As for Shapleigh, the El Paso Democrat said he saw nothing wrong with continuing to make payments to his wife's company for Internet service, computers and paper. Records show he has paid the company, 701 N. St. Vrain Joint Venture, $2,423 for those purposes since the law changed last year.

"I'm over there and I'm responding to something that has to do with Senate activities," Shapleigh said. "I think we've followed the law."
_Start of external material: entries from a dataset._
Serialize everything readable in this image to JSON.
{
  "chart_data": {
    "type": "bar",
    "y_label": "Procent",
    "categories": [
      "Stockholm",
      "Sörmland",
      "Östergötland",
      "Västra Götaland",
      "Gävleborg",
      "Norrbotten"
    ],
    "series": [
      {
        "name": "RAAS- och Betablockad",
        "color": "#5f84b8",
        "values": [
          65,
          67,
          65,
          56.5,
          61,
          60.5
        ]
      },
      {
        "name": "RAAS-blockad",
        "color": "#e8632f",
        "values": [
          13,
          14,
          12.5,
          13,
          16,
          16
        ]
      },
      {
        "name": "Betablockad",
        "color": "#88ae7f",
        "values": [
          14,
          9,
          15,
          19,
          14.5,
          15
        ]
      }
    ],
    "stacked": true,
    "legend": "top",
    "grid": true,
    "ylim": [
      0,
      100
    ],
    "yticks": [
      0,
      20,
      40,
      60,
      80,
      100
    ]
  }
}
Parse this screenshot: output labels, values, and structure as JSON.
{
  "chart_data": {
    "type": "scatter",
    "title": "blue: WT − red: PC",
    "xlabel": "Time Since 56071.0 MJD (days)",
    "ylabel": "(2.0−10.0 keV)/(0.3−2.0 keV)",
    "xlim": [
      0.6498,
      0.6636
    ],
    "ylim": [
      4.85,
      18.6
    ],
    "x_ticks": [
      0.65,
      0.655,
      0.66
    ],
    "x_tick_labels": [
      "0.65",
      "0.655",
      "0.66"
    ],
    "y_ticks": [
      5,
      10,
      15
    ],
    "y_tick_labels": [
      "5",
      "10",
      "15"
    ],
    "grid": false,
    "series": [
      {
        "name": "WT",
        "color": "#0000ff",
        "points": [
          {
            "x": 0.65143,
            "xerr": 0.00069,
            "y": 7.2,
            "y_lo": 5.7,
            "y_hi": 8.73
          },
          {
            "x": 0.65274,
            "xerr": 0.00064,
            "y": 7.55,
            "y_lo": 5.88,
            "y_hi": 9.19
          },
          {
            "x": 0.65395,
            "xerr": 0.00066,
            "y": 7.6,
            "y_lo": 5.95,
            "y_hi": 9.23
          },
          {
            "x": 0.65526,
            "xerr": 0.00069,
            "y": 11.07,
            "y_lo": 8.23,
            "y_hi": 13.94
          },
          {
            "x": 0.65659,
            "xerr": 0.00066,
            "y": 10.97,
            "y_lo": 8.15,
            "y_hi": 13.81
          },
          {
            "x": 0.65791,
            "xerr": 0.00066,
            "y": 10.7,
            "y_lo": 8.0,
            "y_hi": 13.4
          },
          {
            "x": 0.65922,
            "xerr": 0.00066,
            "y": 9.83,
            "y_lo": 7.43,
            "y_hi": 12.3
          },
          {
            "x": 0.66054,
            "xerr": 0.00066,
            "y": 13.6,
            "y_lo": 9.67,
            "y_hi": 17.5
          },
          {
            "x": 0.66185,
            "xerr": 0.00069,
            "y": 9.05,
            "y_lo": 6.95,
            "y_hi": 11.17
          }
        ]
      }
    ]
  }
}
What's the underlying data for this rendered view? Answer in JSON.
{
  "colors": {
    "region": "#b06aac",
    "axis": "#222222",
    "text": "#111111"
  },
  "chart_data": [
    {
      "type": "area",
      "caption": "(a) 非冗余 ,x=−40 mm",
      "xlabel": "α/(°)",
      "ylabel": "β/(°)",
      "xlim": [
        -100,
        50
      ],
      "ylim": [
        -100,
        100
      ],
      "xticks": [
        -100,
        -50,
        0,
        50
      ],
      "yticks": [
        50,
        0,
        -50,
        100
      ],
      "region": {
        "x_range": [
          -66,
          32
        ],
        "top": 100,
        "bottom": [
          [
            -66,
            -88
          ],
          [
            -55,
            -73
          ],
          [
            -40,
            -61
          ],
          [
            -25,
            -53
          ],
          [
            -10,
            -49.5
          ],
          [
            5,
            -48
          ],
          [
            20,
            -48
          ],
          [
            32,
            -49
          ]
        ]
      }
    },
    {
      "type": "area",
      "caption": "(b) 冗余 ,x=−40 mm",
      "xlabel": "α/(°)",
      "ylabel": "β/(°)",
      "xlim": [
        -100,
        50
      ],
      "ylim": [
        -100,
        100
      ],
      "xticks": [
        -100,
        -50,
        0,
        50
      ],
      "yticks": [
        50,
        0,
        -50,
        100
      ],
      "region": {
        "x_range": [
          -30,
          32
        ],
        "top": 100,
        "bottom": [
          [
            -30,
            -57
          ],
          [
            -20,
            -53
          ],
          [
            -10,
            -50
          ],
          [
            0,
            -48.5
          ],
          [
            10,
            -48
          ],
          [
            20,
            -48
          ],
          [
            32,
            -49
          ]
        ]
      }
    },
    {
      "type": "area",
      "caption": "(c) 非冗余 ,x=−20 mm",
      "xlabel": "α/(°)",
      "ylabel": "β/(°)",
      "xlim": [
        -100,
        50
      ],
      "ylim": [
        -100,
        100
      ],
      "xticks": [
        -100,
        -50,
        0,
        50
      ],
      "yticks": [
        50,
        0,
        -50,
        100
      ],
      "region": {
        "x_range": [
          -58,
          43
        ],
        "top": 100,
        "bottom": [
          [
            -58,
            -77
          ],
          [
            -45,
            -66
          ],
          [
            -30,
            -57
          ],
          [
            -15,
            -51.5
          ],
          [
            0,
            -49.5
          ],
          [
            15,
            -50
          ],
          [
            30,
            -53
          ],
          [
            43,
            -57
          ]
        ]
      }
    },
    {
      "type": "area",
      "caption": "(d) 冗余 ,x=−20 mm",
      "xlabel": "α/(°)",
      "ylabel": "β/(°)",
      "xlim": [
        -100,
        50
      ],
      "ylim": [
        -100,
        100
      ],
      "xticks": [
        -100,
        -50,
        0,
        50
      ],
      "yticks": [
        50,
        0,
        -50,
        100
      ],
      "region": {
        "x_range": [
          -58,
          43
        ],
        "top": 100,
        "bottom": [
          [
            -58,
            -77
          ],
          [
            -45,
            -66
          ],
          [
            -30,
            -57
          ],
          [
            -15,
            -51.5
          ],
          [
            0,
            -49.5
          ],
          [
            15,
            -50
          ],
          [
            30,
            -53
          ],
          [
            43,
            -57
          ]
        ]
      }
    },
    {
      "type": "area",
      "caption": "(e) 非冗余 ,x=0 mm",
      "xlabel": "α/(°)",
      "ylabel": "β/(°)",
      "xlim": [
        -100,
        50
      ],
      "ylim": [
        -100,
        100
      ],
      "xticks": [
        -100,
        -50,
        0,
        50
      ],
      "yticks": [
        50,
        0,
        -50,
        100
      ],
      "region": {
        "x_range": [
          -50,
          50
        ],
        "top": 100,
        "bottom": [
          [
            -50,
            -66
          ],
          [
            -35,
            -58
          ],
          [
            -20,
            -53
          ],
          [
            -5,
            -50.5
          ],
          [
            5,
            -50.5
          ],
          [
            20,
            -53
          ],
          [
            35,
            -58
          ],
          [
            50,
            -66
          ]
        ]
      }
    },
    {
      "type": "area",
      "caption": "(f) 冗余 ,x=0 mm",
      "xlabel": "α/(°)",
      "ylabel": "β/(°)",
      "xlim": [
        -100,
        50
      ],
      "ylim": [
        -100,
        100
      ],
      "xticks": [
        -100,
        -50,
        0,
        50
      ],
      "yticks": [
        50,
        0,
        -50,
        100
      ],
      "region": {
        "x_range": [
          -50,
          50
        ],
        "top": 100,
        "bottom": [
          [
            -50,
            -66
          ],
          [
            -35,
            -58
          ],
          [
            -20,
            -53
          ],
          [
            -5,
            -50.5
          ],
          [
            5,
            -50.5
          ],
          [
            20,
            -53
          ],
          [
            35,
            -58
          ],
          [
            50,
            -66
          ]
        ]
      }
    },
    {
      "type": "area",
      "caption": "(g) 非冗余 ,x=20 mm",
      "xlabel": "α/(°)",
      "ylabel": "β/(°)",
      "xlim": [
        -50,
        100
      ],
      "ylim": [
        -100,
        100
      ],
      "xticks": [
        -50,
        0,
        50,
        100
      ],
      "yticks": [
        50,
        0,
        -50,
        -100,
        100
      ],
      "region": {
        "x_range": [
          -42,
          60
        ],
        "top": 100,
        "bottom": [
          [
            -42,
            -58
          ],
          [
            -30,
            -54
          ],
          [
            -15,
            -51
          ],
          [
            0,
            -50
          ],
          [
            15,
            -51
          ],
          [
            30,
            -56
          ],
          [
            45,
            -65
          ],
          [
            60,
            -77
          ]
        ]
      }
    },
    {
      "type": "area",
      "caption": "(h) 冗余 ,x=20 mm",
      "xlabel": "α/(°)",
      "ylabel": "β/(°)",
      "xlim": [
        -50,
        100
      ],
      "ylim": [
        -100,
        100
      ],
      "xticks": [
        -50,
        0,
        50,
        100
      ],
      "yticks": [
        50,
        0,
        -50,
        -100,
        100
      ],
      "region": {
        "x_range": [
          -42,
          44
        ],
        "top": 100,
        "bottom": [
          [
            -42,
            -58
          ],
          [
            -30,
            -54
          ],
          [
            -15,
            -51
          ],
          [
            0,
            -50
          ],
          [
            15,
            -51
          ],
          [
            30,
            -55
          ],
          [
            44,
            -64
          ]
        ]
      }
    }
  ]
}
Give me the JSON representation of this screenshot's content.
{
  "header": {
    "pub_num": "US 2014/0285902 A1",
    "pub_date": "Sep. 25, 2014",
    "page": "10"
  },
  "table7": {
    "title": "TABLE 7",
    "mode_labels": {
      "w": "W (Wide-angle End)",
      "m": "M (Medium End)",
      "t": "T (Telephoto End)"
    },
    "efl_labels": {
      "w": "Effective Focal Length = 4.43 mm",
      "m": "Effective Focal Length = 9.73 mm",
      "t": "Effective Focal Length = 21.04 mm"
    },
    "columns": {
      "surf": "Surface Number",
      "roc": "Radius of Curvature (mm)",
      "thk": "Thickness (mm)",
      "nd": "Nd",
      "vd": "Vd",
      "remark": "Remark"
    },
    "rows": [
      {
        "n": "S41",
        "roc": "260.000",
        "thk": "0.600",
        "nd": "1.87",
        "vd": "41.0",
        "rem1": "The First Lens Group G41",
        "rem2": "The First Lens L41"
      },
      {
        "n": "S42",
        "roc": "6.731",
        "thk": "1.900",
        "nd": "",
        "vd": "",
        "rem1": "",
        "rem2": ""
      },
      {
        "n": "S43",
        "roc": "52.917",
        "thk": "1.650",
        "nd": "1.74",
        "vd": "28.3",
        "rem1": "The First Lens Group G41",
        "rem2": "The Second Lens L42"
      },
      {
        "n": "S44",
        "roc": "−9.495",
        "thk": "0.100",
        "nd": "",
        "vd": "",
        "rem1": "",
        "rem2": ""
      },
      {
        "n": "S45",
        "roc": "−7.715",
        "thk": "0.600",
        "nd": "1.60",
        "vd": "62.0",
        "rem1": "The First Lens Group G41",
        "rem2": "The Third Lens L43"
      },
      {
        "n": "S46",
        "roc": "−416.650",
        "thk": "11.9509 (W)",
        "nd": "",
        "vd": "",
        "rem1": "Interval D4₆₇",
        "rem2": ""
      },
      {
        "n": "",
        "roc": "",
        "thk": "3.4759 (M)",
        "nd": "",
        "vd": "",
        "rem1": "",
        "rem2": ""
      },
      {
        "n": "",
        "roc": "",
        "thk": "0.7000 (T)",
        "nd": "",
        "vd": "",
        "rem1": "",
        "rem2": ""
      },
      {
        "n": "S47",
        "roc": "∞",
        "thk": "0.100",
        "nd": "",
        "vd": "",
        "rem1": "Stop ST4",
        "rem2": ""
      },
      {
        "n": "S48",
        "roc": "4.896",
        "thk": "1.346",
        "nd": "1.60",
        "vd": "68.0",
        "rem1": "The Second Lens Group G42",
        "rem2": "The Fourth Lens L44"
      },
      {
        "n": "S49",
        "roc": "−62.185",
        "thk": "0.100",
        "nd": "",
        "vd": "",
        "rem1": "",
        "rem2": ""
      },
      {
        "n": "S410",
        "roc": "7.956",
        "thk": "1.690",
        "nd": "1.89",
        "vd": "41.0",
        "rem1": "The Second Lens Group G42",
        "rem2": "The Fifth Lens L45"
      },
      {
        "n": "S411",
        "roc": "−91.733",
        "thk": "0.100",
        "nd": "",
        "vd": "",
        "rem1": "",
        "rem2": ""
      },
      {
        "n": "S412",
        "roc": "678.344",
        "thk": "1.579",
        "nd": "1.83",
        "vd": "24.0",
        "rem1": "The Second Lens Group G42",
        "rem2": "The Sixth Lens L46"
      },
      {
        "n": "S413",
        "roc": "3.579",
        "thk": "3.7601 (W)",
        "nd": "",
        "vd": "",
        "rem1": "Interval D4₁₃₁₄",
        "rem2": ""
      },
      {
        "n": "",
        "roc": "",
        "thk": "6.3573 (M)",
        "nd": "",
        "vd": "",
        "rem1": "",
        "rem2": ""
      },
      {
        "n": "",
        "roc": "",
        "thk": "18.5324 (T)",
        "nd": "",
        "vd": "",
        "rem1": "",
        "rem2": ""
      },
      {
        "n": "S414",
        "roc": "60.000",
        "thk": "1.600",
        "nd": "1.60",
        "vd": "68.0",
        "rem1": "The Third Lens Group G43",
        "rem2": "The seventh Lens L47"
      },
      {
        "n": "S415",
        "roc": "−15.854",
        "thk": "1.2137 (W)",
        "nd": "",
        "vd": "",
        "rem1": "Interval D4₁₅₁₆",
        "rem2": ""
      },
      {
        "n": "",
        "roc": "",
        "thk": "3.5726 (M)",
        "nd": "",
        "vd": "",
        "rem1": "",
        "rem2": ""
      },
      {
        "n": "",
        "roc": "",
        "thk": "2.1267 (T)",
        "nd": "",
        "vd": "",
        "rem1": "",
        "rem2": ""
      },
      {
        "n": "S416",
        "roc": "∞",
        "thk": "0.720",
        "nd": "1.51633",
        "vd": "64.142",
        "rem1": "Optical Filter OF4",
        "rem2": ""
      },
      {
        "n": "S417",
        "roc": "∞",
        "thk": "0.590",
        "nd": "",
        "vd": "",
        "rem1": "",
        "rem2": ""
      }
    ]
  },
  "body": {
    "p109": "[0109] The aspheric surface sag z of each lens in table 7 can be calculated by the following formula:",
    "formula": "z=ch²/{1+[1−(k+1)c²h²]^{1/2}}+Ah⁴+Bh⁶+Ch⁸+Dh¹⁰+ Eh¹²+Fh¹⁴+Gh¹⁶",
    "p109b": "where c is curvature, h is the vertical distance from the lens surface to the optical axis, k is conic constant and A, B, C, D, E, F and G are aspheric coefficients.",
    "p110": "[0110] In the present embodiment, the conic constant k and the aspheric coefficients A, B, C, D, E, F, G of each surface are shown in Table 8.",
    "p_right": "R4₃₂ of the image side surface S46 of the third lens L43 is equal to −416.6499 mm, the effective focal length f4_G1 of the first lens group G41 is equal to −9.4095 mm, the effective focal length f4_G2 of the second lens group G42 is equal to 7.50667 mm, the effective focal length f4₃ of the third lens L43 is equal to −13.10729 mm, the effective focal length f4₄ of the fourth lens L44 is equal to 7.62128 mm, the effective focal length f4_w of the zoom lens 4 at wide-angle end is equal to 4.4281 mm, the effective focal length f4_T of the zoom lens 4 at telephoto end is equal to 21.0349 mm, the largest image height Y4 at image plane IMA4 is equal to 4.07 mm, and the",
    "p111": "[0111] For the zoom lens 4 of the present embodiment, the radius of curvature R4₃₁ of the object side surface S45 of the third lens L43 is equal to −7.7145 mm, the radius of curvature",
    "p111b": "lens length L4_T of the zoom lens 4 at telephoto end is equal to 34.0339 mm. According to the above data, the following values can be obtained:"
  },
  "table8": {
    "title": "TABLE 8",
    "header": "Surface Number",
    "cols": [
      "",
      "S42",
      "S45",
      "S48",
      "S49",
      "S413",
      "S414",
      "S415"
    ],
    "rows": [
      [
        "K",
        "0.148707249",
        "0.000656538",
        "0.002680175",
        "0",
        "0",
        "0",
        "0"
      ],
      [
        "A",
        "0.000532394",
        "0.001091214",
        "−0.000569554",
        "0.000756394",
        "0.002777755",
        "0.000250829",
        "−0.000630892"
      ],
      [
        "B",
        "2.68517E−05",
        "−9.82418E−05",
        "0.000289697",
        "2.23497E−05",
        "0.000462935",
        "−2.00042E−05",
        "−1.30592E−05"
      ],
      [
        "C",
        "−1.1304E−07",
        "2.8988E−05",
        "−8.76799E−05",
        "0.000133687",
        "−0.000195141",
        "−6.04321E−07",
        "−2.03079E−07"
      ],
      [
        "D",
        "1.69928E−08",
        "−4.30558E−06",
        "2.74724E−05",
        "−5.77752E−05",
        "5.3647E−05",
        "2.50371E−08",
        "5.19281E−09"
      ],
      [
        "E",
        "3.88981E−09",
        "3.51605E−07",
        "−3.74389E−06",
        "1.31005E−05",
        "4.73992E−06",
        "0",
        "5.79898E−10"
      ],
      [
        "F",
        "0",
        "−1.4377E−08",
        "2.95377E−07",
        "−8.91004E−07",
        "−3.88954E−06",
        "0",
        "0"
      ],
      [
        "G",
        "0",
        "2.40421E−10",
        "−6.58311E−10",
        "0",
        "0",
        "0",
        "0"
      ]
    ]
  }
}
Carona, chairman of the powerful Senate Transportation committee, since 2000 has reimbursed two of his companies $582,000 for various services, including rent and corporate jet travel. Carona no longer charges his campaign for rent. However, the Dallas Republican's political headquarters, as listed on his campaign Website, has the same address and phone number as Associa, his successful Dallas-based property management company.

Neither Carona nor Shapleigh reported the office space as an in-kind, or non-cash, contribution on their campaign reports.

"I don't do campaign work out of my business office," Carona said.

Natalia Ashley, general counsel for the Texas Ethics Commission, said if candidates for elective office, their spouses or their business entities give their campaigns "something of value" — whether it's money or not — the gift must be reported.

It is not uncommon for elected officials to put family members on the campaign payroll.

House Speaker Tom Craddick, R-Midland, pays his daughter, Christi, thousands of dollars a month for consulting work, records show. But while the law allows payments to adult offspring and siblings, payments to dependent children and spouses living in the same household are heavily restricted.

Complaints were filed last year against two House members who paid their wives for accounting work. One of them, Rep. Rob Eissler, R-The Woodlands, acknowledged he had erred and has since begun paying the money back — more than $50,000 — out of personal funds.

"I found out it wasn't permissible," Eissler said. "When I found out it wasn't, I stopped."

But Rep. Carl Isett, R-Lubbock, continued to make payments in 2007 to his wife's company, Lubbock Bookkeeping Services, after the complaint was filed.
Isett told the Austin American-Statesman in late May he saw nothing wrong with paying her company a total of $39,158 last year.

However, when contacted by The Associated Press last week, Isett's consultant, Todd Smith, said the Lubbock Republican had decided to stop.

"Carl just thought it was better to end the practice altogether so there wouldn't be any questions," Smith said.

Ethics watchdogs say laws prohibiting or restricting the mingling of campaign and family business are in place for a good reason: to ensure that politicians don't divert money they get from donors and special interest groups into their family bank accounts.

"Texas law is designed to prevent campaign contributions from being used to enrich the officeholders or their spouses," said Tom "Smitty" Smith, director of the liberal watchdog group Public Citizen of Texas. "There are firewalls and clear standards that have been set."